Ben DiPietro, The Wall Street Journal’s Risk & Compliance Journal, November 30, 2015

The crisis this week deals with Tesla Motor’s decision to recall all Model S cars—about 90,000 of them—because of a problem reported with a seat belt in one of the vehicles.

The company said even though the car in question wasn’t involved in an accident, and no one was hurt—and the problem wasn’t found on 3,000 other vehicles it inspected—it decided to proceed with a full recall nonetheless. “We have decided to conduct a voluntary recall as a proactive and precautionary measure to inspect all front Model S seat belts and make absolutely sure that they are properly connected,” the company said in a letter sent to every Model S owner.
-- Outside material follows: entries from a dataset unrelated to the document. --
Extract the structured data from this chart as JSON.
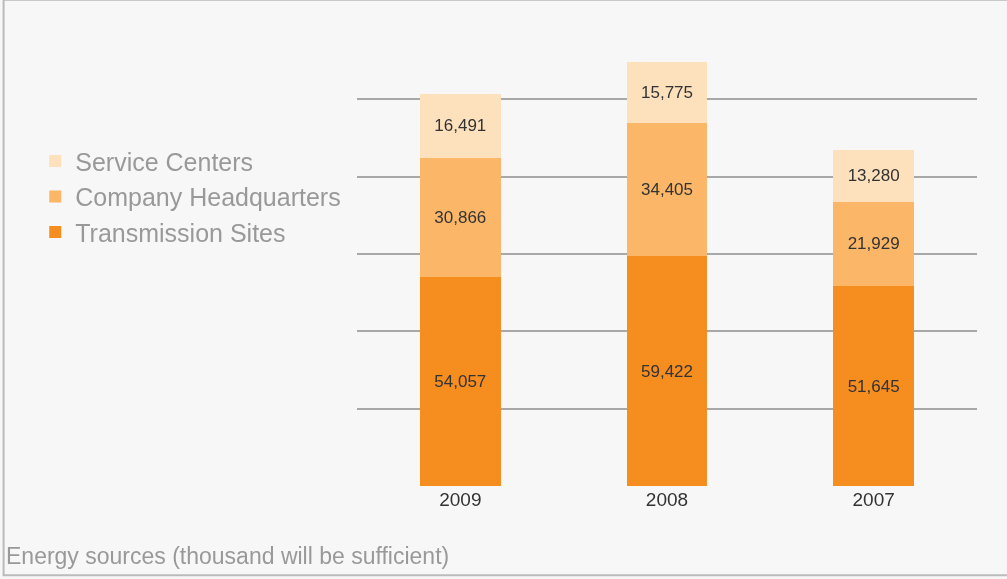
{
  "chart_data": {
    "type": "bar",
    "stacked": true,
    "categories": [
      "2009",
      "2008",
      "2007"
    ],
    "series": [
      {
        "name": "Transmission Sites",
        "color": "#f68d1f",
        "values": [
          54057,
          59422,
          51645
        ],
        "value_labels": [
          "54,057",
          "59,422",
          "51,645"
        ]
      },
      {
        "name": "Company Headquarters",
        "color": "#fbb767",
        "values": [
          30866,
          34405,
          21929
        ],
        "value_labels": [
          "30,866",
          "34,405",
          "21,929"
        ]
      },
      {
        "name": "Service Centers",
        "color": "#fde0bc",
        "values": [
          16491,
          15775,
          13280
        ],
        "value_labels": [
          "16,491",
          "15,775",
          "13,280"
        ]
      }
    ],
    "tick_labels": "x",
    "grid": "y",
    "legend": "left",
    "annotations": [
      "Energy sources (thousand will be sufficient)"
    ]
  }
}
Tesla’s stock price dropped following the recall announcement, which comes a few weeks after shares slid following a Consumer Reports story calling into question the reliability of the Model S.
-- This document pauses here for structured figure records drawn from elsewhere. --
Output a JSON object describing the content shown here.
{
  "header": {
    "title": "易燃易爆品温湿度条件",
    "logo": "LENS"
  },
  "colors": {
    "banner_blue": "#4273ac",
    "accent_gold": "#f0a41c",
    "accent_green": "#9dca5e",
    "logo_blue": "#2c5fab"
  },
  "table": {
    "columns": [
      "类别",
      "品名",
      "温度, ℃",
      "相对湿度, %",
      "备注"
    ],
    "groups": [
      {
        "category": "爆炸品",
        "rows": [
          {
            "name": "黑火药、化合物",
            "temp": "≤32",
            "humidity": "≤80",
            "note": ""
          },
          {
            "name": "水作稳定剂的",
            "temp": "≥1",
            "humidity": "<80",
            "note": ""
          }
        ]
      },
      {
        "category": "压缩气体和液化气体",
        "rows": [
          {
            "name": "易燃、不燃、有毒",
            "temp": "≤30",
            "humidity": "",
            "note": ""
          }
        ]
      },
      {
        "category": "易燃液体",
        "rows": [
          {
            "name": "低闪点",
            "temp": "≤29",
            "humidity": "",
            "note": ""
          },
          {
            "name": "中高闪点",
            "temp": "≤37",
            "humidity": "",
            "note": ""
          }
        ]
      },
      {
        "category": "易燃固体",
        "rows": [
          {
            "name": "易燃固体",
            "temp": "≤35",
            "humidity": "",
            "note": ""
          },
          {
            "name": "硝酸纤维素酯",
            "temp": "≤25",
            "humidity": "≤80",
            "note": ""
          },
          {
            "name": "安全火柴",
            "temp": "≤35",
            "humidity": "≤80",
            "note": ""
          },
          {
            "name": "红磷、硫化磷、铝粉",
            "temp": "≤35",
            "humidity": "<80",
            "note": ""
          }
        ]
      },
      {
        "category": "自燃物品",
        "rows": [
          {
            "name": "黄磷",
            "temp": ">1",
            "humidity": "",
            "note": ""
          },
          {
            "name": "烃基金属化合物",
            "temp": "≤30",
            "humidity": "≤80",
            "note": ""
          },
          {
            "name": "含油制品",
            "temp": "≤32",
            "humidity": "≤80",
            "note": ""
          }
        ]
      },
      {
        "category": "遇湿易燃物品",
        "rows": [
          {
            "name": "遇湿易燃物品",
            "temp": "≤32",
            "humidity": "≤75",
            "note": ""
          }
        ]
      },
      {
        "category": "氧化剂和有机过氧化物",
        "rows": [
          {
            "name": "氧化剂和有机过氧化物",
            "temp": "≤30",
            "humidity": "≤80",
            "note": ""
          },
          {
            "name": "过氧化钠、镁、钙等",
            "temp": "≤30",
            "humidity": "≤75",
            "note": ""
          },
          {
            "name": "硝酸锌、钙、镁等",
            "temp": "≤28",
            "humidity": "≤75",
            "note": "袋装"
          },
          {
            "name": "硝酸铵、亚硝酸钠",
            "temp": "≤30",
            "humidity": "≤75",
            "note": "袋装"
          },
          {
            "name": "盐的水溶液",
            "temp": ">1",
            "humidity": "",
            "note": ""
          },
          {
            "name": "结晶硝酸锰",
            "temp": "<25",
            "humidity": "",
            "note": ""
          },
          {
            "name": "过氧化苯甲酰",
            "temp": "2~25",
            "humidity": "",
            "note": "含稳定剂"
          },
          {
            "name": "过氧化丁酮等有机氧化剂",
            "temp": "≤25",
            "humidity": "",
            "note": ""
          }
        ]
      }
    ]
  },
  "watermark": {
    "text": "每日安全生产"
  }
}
Using only the public statements made by the company, or the comments it sent to owners, we asked the experts to evaluate whether the company is doing the right thing with a total recall, or overreacting to a minor problem in one vehicle. Is there more to the company’s response than just dealing with a seat belt issue?

Davia Temin, chief executive, Temin and Co.: “At last someone is finally modeling what great customer care looks like in the new, hyper-connected era. Tesla’s reaction to the seat belt connection problem found in one car in Europe could be called an overreaction by many. But in the face of the totally failed, less-than-truthful public strategies seen from Volkswagen, General Motors and Takata, what Tesla is really doing is setting a new–and much needed–standard for addressing product failures and recalls, especially in the automotive industry.

“Tesla has taken it very seriously indeed. Its voluntary action resets the norm for industry recalls, particularly around issues that could cause loss of life. Tesla’s apparent ‘zero tolerance policy’ is even more powerful because it could have gotten away with doing nothing. Compared to VW, GM, or Takata, certainly the seat belt problem of one Model S does not seem that grave. But Tesla’s reaction shows trustworthy business practices in action.

“In this highly unstable world of social media–where anything can catch fire or be totally ignored–Tesla has wisely understood that overreaction can keep problems from going ballistic. Throw every wise solution you have at an incipient problem, especially if human life is at stake, and no one will ever doubt your trustworthy intent.”